Improved precision, sensitivity, and adaptability of Ordered Two-Template Relay cDNA library preparation for RNA sequencing

Sequencing of RNAs that are biologically processed and/or degraded to less than ~100 nucleotides typically involves the use of multi-step, low-yield protocols with bias or information loss inherent to ligation and/or polynucleotide tailing. We recently introduced Ordered Two-Template Relay (OTTR), an RNA sequencing method that not only captures the end-to-end sequences of input molecules but also appends 5' and 3' sequencing adapters by reverse transcription. OTTR has been benchmarked for microRNA, tRNA and tRNA fragment, and ribosome-protected mRNA footprint libraries. Here we sought to characterize, quantify, and ameliorate remaining sources of bias and imprecision of OTTR in the end-to-end capture of RNA sequences. We introduce new metrics for the evaluation of sequence capture and use them to optimize reaction buffers, reverse transcriptase sequence, adapter oligonucleotides, and overall workflow.

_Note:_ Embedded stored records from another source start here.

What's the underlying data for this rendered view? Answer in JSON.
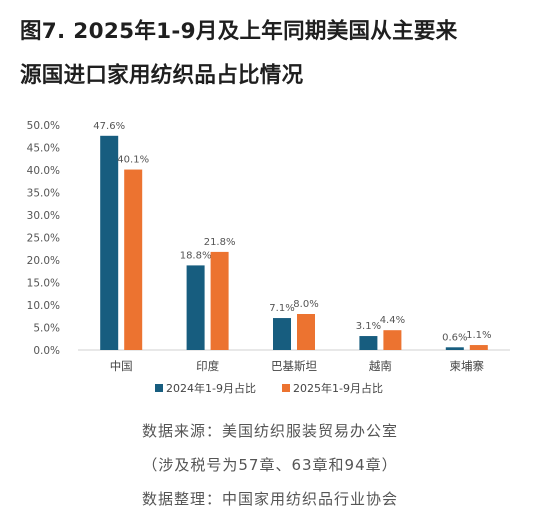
{
  "title": {
    "line1": "图7. 2025年1-9月及上年同期美国从主要来",
    "line2": "源国进口家用纺织品占比情况"
  },
  "colors": {
    "series1": "#175d7f",
    "series2": "#ec7330",
    "axis": "#d0d0d0",
    "tick": "#555555"
  },
  "chart_data": {
    "type": "bar",
    "categories": [
      "中国",
      "印度",
      "巴基斯坦",
      "越南",
      "柬埔寨"
    ],
    "series": [
      {
        "name": "2024年1-9月占比",
        "values": [
          47.6,
          18.8,
          7.1,
          3.1,
          0.6
        ],
        "labels": [
          "47.6%",
          "18.8%",
          "7.1%",
          "3.1%",
          "0.6%"
        ]
      },
      {
        "name": "2025年1-9月占比",
        "values": [
          40.1,
          21.8,
          8.0,
          4.4,
          1.1
        ],
        "labels": [
          "40.1%",
          "21.8%",
          "8.0%",
          "4.4%",
          "1.1%"
        ]
      }
    ],
    "ylim": [
      0,
      50
    ],
    "yticks": [
      "0.0%",
      "5.0%",
      "10.0%",
      "15.0%",
      "20.0%",
      "25.0%",
      "30.0%",
      "35.0%",
      "40.0%",
      "45.0%",
      "50.0%"
    ],
    "legend_position": "bottom",
    "grid": false
  },
  "source": {
    "line1": "数据来源：美国纺织服装贸易办公室",
    "line2": "（涉及税号为57章、63章和94章）",
    "line3": "数据整理：中国家用纺织品行业协会"
  }
}
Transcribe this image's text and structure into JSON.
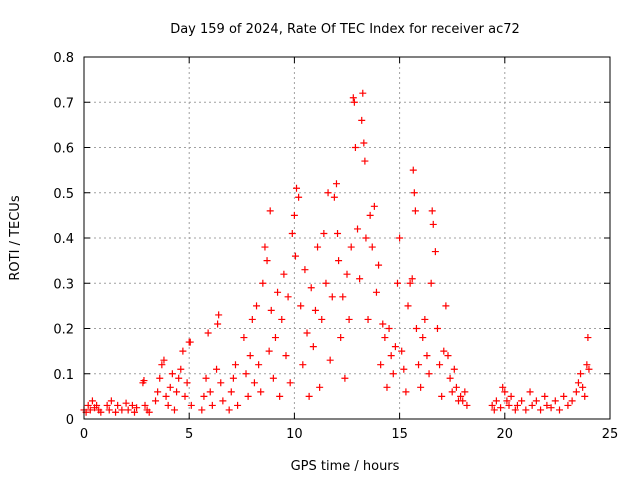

Modifications of the reverse transcriptase and adapter oligonucleotides increased the 3' and 5' end-precision of sequence capture and minimized overall library bias. Improvements in recombinant expression and purification of the truncated Bombyx mori R2 reverse transcriptase used in OTTR reduced non-productive sequencing reads by minimizing bacterial nucleic acids that compete with low-input RNA molecules for cDNA synthesis, such that with miRNA input of 3 picograms (less than 1 fmol), fewer than 10% of sequencing reads are bacterial nucleic acid contaminants. We also introduce a rapid, automation-compatible OTTR protocol that enables gel-free, length-agnostic enrichment of cDNA duplexes from adaptor-only nucleic acids. Overall, this work informs considerations for unbiased end-to-end capture and annotation of RNAs independent of their sequence, structure, or post-transcriptional modifications.